«Les fûts y sont restés huit heures à 55 degrés» : pour la première fois, un whisky a fini son vieillissement… dans un sauna

Par Jean-Pierre Saccani – Publié le 22 avril 2025 – Le Figaro

La distillerie finlandaise Kyrö innove avec une édition limitée qui a été vieillie en fût de rhum jamaïcain avant de transpirer dans une étuve chauffée à 55 degrés. Coup marketing ou coup de génie ?
Où va-t-on s’arrêter en termes de finish ? Chantre des whiskies de seigle, la distillerie finlandaise Kyrö (prononcer kireu) repousse les limites en utilisant une technique totalement inédite : la finition en sauna. Une démarche qui coule de source pour le maître distillateur Kalle Valkonen. Il rappelle en effet que l’idée de la marque est née en 2012, alors que ses cinq futurs fondateurs prenaient ensemble un bain de vapeur en dégustant un rye whisky. Comme cette catégorie n’existait pas en Finlande, ils ont décidé de lancer le leur. Treize ans plus tard, voilà leur première édition limitée (1 908 flacons à 139 c). D’abord élevé en barrique de chêne américain
neuf, Kyrö Sauna Stories N°1 (50,8 %) est passé ensuite dans un fût de rhum jamaïcain Planteray qui a fini par suer à grosses gouttes dans l’étuve. De quoi ravir la planète geek, toujours friande de telles démarches mais les autres ?«Les dirigeants de Kyrö ont une vraie vision et ils travaillent avec des équipements de qualité», souligne Alexandre Gabriel, propriétaire de Planteray. Toujours en recherche de finish originaux, il échange des fûts avec la
distillerie finlandaise. «Mettre le fût dans un sauna ouvre les pores de bois et entraîne une interaction énorme avec le liquide. En résultent des notes exotiques de mangue, d’ananas séché, de banane très mûre. C’est une expression qui a germé dans l’esprit d’une équipe un peu folle mais très talentueuse», résume Alexandre Gabriel.

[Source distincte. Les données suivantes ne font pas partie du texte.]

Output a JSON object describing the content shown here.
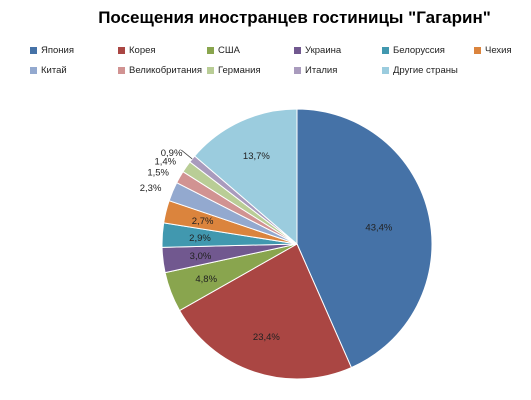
{
  "chart_data": {
    "type": "pie",
    "title": "Посещения иностранцев гостиницы \"Гагарин\"",
    "legend_position": "top",
    "slices": [
      {
        "label": "Япония",
        "value": 43.4,
        "value_label": "43,4%",
        "color": "#4572A7"
      },
      {
        "label": "Корея",
        "value": 23.4,
        "value_label": "23,4%",
        "color": "#AA4643"
      },
      {
        "label": "США",
        "value": 4.8,
        "value_label": "4,8%",
        "color": "#89A54E"
      },
      {
        "label": "Украина",
        "value": 3.0,
        "value_label": "3,0%",
        "color": "#71588F"
      },
      {
        "label": "Белоруссия",
        "value": 2.9,
        "value_label": "2,9%",
        "color": "#4198AF"
      },
      {
        "label": "Чехия",
        "value": 2.7,
        "value_label": "2,7%",
        "color": "#DB843D"
      },
      {
        "label": "Китай",
        "value": 2.3,
        "value_label": "2,3%",
        "color": "#93A9CF"
      },
      {
        "label": "Великобритания",
        "value": 1.5,
        "value_label": "1,5%",
        "color": "#D19392"
      },
      {
        "label": "Германия",
        "value": 1.4,
        "value_label": "1,4%",
        "color": "#B9CD96"
      },
      {
        "label": "Италия",
        "value": 0.9,
        "value_label": "0,9%",
        "color": "#A99BBD"
      },
      {
        "label": "Другие страны",
        "value": 13.7,
        "value_label": "13,7%",
        "color": "#9BCCDE"
      }
    ]
  }
}
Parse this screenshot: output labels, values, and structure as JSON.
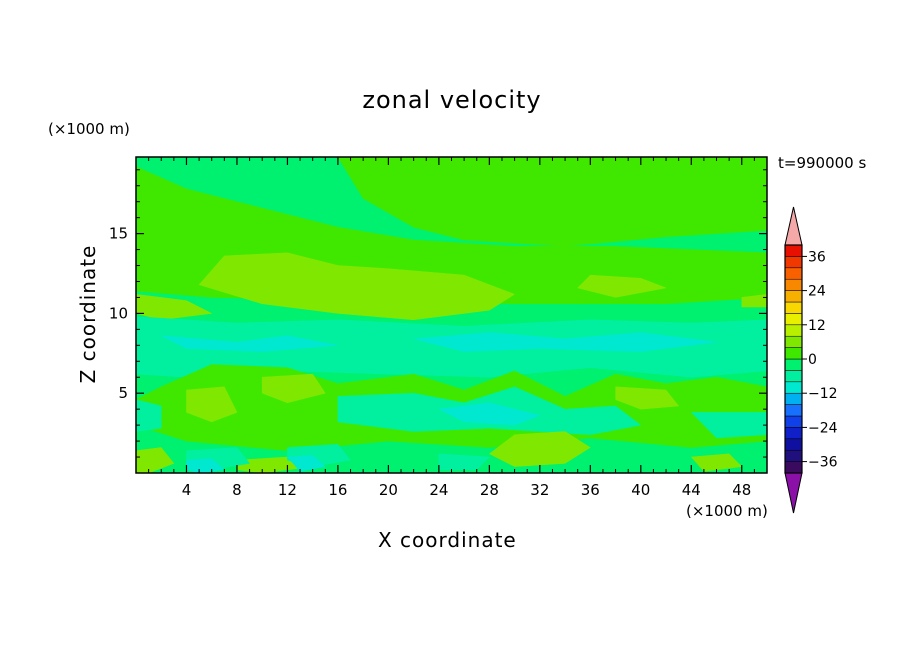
{
  "chart_data": {
    "type": "heatmap",
    "title": "zonal velocity",
    "xlabel": "X coordinate",
    "ylabel": "Z coordinate",
    "x_unit": "(×1000 m)",
    "y_unit": "(×1000 m)",
    "time_label": "t=990000 s",
    "xlim": [
      0,
      50
    ],
    "ylim": [
      0,
      19.8
    ],
    "x_ticks": [
      4,
      8,
      12,
      16,
      20,
      24,
      28,
      32,
      36,
      40,
      44,
      48
    ],
    "y_ticks": [
      5,
      10,
      15
    ],
    "x_tick_labels": [
      "4",
      "8",
      "12",
      "16",
      "20",
      "24",
      "28",
      "32",
      "36",
      "40",
      "44",
      "48"
    ],
    "y_tick_labels": [
      "5",
      "10",
      "15"
    ],
    "colorbar": {
      "levels": [
        -40,
        -36,
        -32,
        -28,
        -24,
        -20,
        -16,
        -12,
        -8,
        -4,
        0,
        4,
        8,
        12,
        16,
        20,
        24,
        28,
        32,
        36,
        40
      ],
      "tick_values": [
        36,
        24,
        12,
        0,
        -12,
        -24,
        -36
      ],
      "tick_labels": [
        "36",
        "24",
        "12",
        "0",
        "−12",
        "−24",
        "−36"
      ],
      "colors": [
        "#3a0a5e",
        "#20107e",
        "#1010a0",
        "#1020c8",
        "#1040e8",
        "#1870ff",
        "#00b0f0",
        "#00e8d0",
        "#00f0a0",
        "#00f070",
        "#40e800",
        "#80e800",
        "#b8f000",
        "#e8f000",
        "#f8d800",
        "#f8b000",
        "#f88800",
        "#f86000",
        "#f03800",
        "#e81000"
      ],
      "extend_low_color": "#8a10a8",
      "extend_high_color": "#f4a8a8"
    },
    "field_colors": {
      "minus12": "#00e8d0",
      "minus8": "#00f0a0",
      "minus4": "#00f070",
      "zero": "#40e800",
      "plus4": "#80e800",
      "plus8": "#b8f000"
    },
    "regions": [
      {
        "level": -4,
        "polygon": [
          [
            0,
            19.8
          ],
          [
            50,
            19.8
          ],
          [
            50,
            0
          ],
          [
            0,
            0
          ]
        ]
      },
      {
        "level": 0,
        "polygon": [
          [
            16,
            19.8
          ],
          [
            50,
            19.8
          ],
          [
            50,
            15.2
          ],
          [
            42,
            14.8
          ],
          [
            34,
            14.2
          ],
          [
            26,
            14.6
          ],
          [
            22,
            15.4
          ],
          [
            18,
            17.2
          ]
        ]
      },
      {
        "level": 0,
        "polygon": [
          [
            0,
            19.2
          ],
          [
            4,
            17.8
          ],
          [
            10,
            16.6
          ],
          [
            16,
            15.4
          ],
          [
            22,
            14.6
          ],
          [
            30,
            14.2
          ],
          [
            38,
            14.2
          ],
          [
            44,
            14.0
          ],
          [
            50,
            13.8
          ],
          [
            50,
            11.0
          ],
          [
            42,
            10.6
          ],
          [
            30,
            10.6
          ],
          [
            18,
            10.8
          ],
          [
            6,
            11.0
          ],
          [
            0,
            11.4
          ]
        ]
      },
      {
        "level": 4,
        "polygon": [
          [
            7,
            13.6
          ],
          [
            12,
            13.8
          ],
          [
            16,
            13.0
          ],
          [
            20,
            12.8
          ],
          [
            26,
            12.4
          ],
          [
            30,
            11.2
          ],
          [
            28,
            10.2
          ],
          [
            22,
            9.6
          ],
          [
            16,
            10.0
          ],
          [
            10,
            10.6
          ],
          [
            5,
            11.8
          ]
        ]
      },
      {
        "level": 4,
        "polygon": [
          [
            0,
            11.2
          ],
          [
            4,
            10.8
          ],
          [
            6,
            10.0
          ],
          [
            2,
            9.6
          ],
          [
            0,
            10.0
          ]
        ]
      },
      {
        "level": 4,
        "polygon": [
          [
            36,
            12.4
          ],
          [
            40,
            12.2
          ],
          [
            42,
            11.6
          ],
          [
            38,
            11.0
          ],
          [
            35,
            11.6
          ]
        ]
      },
      {
        "level": 4,
        "polygon": [
          [
            48,
            11.0
          ],
          [
            50,
            11.2
          ],
          [
            50,
            10.4
          ],
          [
            48,
            10.4
          ]
        ]
      },
      {
        "level": -8,
        "polygon": [
          [
            0,
            9.8
          ],
          [
            8,
            9.4
          ],
          [
            16,
            9.6
          ],
          [
            26,
            9.2
          ],
          [
            36,
            9.6
          ],
          [
            44,
            9.4
          ],
          [
            50,
            9.6
          ],
          [
            50,
            6.4
          ],
          [
            44,
            6.0
          ],
          [
            36,
            6.6
          ],
          [
            28,
            6.0
          ],
          [
            20,
            6.2
          ],
          [
            12,
            6.4
          ],
          [
            4,
            6.0
          ],
          [
            0,
            6.2
          ]
        ]
      },
      {
        "level": -12,
        "polygon": [
          [
            2,
            8.6
          ],
          [
            8,
            8.2
          ],
          [
            12,
            8.6
          ],
          [
            16,
            8.0
          ],
          [
            10,
            7.6
          ],
          [
            4,
            7.8
          ]
        ]
      },
      {
        "level": -12,
        "polygon": [
          [
            22,
            8.4
          ],
          [
            28,
            8.8
          ],
          [
            34,
            8.4
          ],
          [
            40,
            8.8
          ],
          [
            46,
            8.2
          ],
          [
            40,
            7.6
          ],
          [
            32,
            7.8
          ],
          [
            26,
            7.6
          ]
        ]
      },
      {
        "level": 0,
        "polygon": [
          [
            2,
            5.4
          ],
          [
            6,
            6.8
          ],
          [
            12,
            6.6
          ],
          [
            16,
            5.6
          ],
          [
            22,
            6.2
          ],
          [
            26,
            5.2
          ],
          [
            30,
            6.4
          ],
          [
            34,
            4.8
          ],
          [
            38,
            6.2
          ],
          [
            42,
            5.6
          ],
          [
            46,
            6.0
          ],
          [
            50,
            5.4
          ],
          [
            50,
            2.0
          ],
          [
            44,
            1.6
          ],
          [
            36,
            2.2
          ],
          [
            28,
            1.6
          ],
          [
            20,
            2.0
          ],
          [
            12,
            1.4
          ],
          [
            4,
            2.0
          ],
          [
            0,
            3.0
          ],
          [
            0,
            4.6
          ]
        ]
      },
      {
        "level": 4,
        "polygon": [
          [
            4,
            5.2
          ],
          [
            7,
            5.4
          ],
          [
            8,
            3.8
          ],
          [
            6,
            3.2
          ],
          [
            4,
            3.8
          ]
        ]
      },
      {
        "level": 4,
        "polygon": [
          [
            10,
            6.0
          ],
          [
            14,
            6.2
          ],
          [
            15,
            5.0
          ],
          [
            12,
            4.4
          ],
          [
            10,
            5.0
          ]
        ]
      },
      {
        "level": 4,
        "polygon": [
          [
            38,
            5.4
          ],
          [
            42,
            5.2
          ],
          [
            43,
            4.2
          ],
          [
            40,
            4.0
          ],
          [
            38,
            4.6
          ]
        ]
      },
      {
        "level": -8,
        "polygon": [
          [
            16,
            4.8
          ],
          [
            22,
            5.0
          ],
          [
            26,
            4.4
          ],
          [
            30,
            5.4
          ],
          [
            34,
            4.0
          ],
          [
            38,
            4.2
          ],
          [
            40,
            3.0
          ],
          [
            36,
            2.4
          ],
          [
            28,
            2.8
          ],
          [
            22,
            2.6
          ],
          [
            16,
            3.2
          ]
        ]
      },
      {
        "level": -12,
        "polygon": [
          [
            24,
            4.0
          ],
          [
            28,
            4.4
          ],
          [
            32,
            3.6
          ],
          [
            30,
            3.0
          ],
          [
            26,
            3.2
          ]
        ]
      },
      {
        "level": -8,
        "polygon": [
          [
            0,
            4.6
          ],
          [
            2,
            4.2
          ],
          [
            2,
            2.8
          ],
          [
            0,
            2.6
          ]
        ]
      },
      {
        "level": -8,
        "polygon": [
          [
            44,
            3.8
          ],
          [
            50,
            3.8
          ],
          [
            50,
            2.4
          ],
          [
            46,
            2.2
          ]
        ]
      },
      {
        "level": 4,
        "polygon": [
          [
            30,
            2.4
          ],
          [
            34,
            2.6
          ],
          [
            36,
            1.6
          ],
          [
            34,
            0.6
          ],
          [
            30,
            0.4
          ],
          [
            28,
            1.2
          ]
        ]
      },
      {
        "level": 4,
        "polygon": [
          [
            0,
            1.4
          ],
          [
            2,
            1.6
          ],
          [
            3,
            0.6
          ],
          [
            1,
            0
          ],
          [
            0,
            0
          ]
        ]
      },
      {
        "level": 4,
        "polygon": [
          [
            8,
            0.8
          ],
          [
            12,
            1.0
          ],
          [
            13,
            0.3
          ],
          [
            10,
            0.0
          ],
          [
            8,
            0.2
          ]
        ]
      },
      {
        "level": 4,
        "polygon": [
          [
            44,
            1.0
          ],
          [
            47,
            1.2
          ],
          [
            48,
            0.4
          ],
          [
            45,
            0.1
          ]
        ]
      },
      {
        "level": -8,
        "polygon": [
          [
            4,
            1.4
          ],
          [
            8,
            1.6
          ],
          [
            9,
            0.6
          ],
          [
            6,
            0.2
          ],
          [
            4,
            0.6
          ]
        ]
      },
      {
        "level": -12,
        "polygon": [
          [
            4,
            0.8
          ],
          [
            6,
            0.9
          ],
          [
            7,
            0.2
          ],
          [
            5,
            0.0
          ],
          [
            4,
            0.2
          ]
        ]
      },
      {
        "level": -8,
        "polygon": [
          [
            12,
            1.6
          ],
          [
            16,
            1.8
          ],
          [
            17,
            0.8
          ],
          [
            14,
            0.4
          ],
          [
            12,
            0.8
          ]
        ]
      },
      {
        "level": -12,
        "polygon": [
          [
            12,
            1.0
          ],
          [
            14,
            1.1
          ],
          [
            15,
            0.4
          ],
          [
            13,
            0.1
          ]
        ]
      },
      {
        "level": -8,
        "polygon": [
          [
            24,
            1.2
          ],
          [
            28,
            1.0
          ],
          [
            27,
            0.2
          ],
          [
            24,
            0.2
          ]
        ]
      }
    ]
  }
}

Vieilles traditions nordiques
Comme la plupart des distilleries nordiques, Kyrö utilise des matières premières locales, du seigle complet en l’occurrence et élabore du whisky de manière artisanale en privilégiant les fermentations longues et les distillations lentes dans de petits alambics. Produisant du gin, de la vodka et quatre whiskies dans sa gamme permanente, la distillerie d’Isokyrö remet aussi au goût du jour de vieilles traditions nordiques comme celle de fumer son malt à l’aulne (un arbre qui pousse en zones humides) ou avec de la tourbe d’eau douce. Un traitement réservé aux cuvées Wood Smoke et Peat Smoke.
Kyrö Sauna Stories N°1 aura-t-elle une suite ? Oui, à en croire Nicolas Cauchois qui dirige Distill Spirit, le distributeur de Kyrö en France, le deuxième marché à l’export de la distillerie finlandaise. «Mais cette édition n’aura pas un profil rhum comme la précédente.», précise-t-il sans en dévoiler plus. En revanche, il est plus disert sur l’étape du sauna. «Les fûts y sont restés huit heures à une température de 55 degrés. C’est court mais le sauna est un accélérateur qui permet d’obtenir un vieillissement tropical dans un pays froid.» De fait, la Finlande connaît un climat proche de celui de l’Écosse…
Un nuage vient en revanche d’assombrir l’avenir prometteur de Kyrö. La distillerie finlandaise pourra-t-elle conserver l’étiquette rye whisky qui est l’un de ses marqueurs ? Rien n’est moins sûr depuis le 1 er avril. Un traité signé en 2003 entre l’Union européenne et le Canada laissant l’usage exclusif de cette appellation à ce dernier est soudainement ressorti des oubliettes. Et ce n’est pas un poisson d’avril contrairement à ce qu’ont d’abord pensé les dirigeants de Kyrö. «OutRYEgeous» ont-ils réagi sur Linkedin pour dire combien cette mesure était scandaleuse (=
outrageous). Une réponse originale, à l’image de leurs whiskies à découvrir quelle que soit l’issue de cette affaire.